Wednesday, July 16, 2008

Lecturing

My teaching evaluations are in, and they are the highest scores I've ever received. They are high enough, in fact, to give me a moment of doubt and pause. I harbour certain suspicions about "popular" professors for the same reason I'm suspicious about popular restaurants: the customers may be lined up at the door, but the dodgy-looking place around the corner is usually much better.

Lately I've found myself thinking about the bad lecturers I had, the ones whose course evaluations say that they are "brilliant, but can't teach", as if any given undergraduate is qualified to be the final arbiter of either of those distinctions. One bad lecturer who made an enormous impression on me was a shambling calamity of an English professor, a woman whose daily shuffle to the classroom left marked and half-marked student essays strewn in her wake – they tumbled from the overstuffed plastic bags she carried everywhere she went. Once, while discussing an assignment with her in her office — imagine the interior of an antiquarian bookshop after a sizeable earthquake and you have some sense of the place — I heard a piteous ringing from beneath the rubble. She regarded me rather blankly and said, "Can you help me find my phone?" I've met professors who consciously pantomime a sort of absent-minded shtick, but this one was the real deal. Sitting in one of her lectures was like listening to someone talking in his sleep. Barely audible, only vaguely aware of the presence of others, she lectured in fits and starts. I recall thinking resentfully that we were watching a woman working out her own anxieties about the literature on the spot. How I hated her class. What I wanted was a bill of facts suitable for regurgitation on the final exam and thankfully there were plenty of "good" professors willing to oblige.

Judging from what I read about pedagogy, the modern "good" professor mounts a weekly multimedia extravaganza designed to compete with the lure of the wireless web, gives lectures organized around PowerPoint slides that are distributed on paper ahead of time, makes frequent, precisely-calculated pop-culture references engineered to get a laugh, in short, does everything and anything necessary to seize the attention of students for whom the promise of electronic amusement is only a click away. And so dutifully the students transfer their professor's lecture notes into their lecture notes (the notes pass through the brains of neither), make some effort to memorize them for the final, and then forget about them forever. We call this process "excellence in teaching" and reward it.

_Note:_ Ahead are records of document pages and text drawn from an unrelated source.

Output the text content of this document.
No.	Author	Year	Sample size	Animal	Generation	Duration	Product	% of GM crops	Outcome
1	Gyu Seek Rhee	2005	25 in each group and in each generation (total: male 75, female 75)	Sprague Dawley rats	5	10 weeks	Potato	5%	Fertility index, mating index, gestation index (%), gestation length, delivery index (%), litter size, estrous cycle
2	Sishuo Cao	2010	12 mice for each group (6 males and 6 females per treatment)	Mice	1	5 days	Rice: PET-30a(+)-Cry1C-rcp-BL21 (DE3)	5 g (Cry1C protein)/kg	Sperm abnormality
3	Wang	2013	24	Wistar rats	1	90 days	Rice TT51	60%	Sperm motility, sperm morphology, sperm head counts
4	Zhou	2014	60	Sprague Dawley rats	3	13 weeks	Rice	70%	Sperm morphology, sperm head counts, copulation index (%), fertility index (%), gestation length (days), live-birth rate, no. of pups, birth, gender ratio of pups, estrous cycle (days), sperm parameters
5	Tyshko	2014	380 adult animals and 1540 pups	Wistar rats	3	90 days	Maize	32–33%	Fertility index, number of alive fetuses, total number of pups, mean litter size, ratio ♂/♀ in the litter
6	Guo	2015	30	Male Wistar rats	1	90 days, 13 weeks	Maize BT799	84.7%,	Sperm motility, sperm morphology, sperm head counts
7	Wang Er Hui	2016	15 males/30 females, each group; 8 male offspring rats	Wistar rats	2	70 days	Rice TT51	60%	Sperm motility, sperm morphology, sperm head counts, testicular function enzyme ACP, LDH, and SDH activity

As time has passed, I've begun to realize that when I was my students' age it simply never occurred to me that there might be a disjuncture between what I liked and what I needed. In the geocentric universe I inhabited at age twenty, I sought nothing more than the maximum possible gratification for the least possible effort. I never considered that there was something to be said for groping my way through the wilderness of an intellectual's verbalization of an ongoing thought process, as opposed to the unthinking passivity of taking notes from PowerPoint (or, in those days, an overhead) presentation read by a scholar reduced to being an academic clerk. It never occurred to me that if it's hard it's because it's supposed to be; never occurred to me that the brain is like the bicep and that it won't grow unless you progressively overload it; and certainly it never occurred to me that getting smarter and not just getting through it is the goal of an education. Looking back, from the distance of eighteen (!) years, and having myself spent a great deal of time occupying the high ground on the far side of the podium, I wish that I could once again sit in my hated English professor's class, for I am certain that there is a great deal that I missed the first time around, and the fault was mine, not hers.

Well, I may not be an intellectual, but it is within the compass of meager abilities to pitch that ball higher and harder, and I intend to do so. I am resolved that to do otherwise is to do the one thing that no teacher should ever do – condescend to students. I don't know what students are getting from some of the biweekly edutainment recitals that I see them attending now, but more and more I'm of the opinion that calling it "learning" is like calling it "traveling" when you take a ride at Disneyworld.

4 comments:

Graham Broad said...

The image is of Jan Kanty (St. John Cantius), d. 1473, patron saint of teachers, among other things. He did all three of his degrees at the same institution, too.

Graham Broad said...

Alison informs me that the "can you find my phone" incident happened to her, in fact, and not to me. I have no doubt this is true. We had the same professor and such is the nature of our long friendship that sometimes the express details of our pasts are so intertwined as to blur the boundaries between them. For instance, there is the time that my brother Colin and I devised elaborate easter-egg hunting rituals, while Alison began dating my wife when they met in grad school. It's all very complicated.

Alison Hunter said...

But Graham, what is worse? The friend who forgets which experiences are his because of a long-standing frienship, or the friend who shamelessly tells her friend's humerous anecdotes as her own to gain leverage in social situations?

I'm not saying I DO that. I'm just asking. You know. Hypothetically.

Alison Hunter said...

That spelling mistake I made in my comment is HORRIFIC. So sorry. In the future, when I retell this story, it will be YOUR spelling mistake.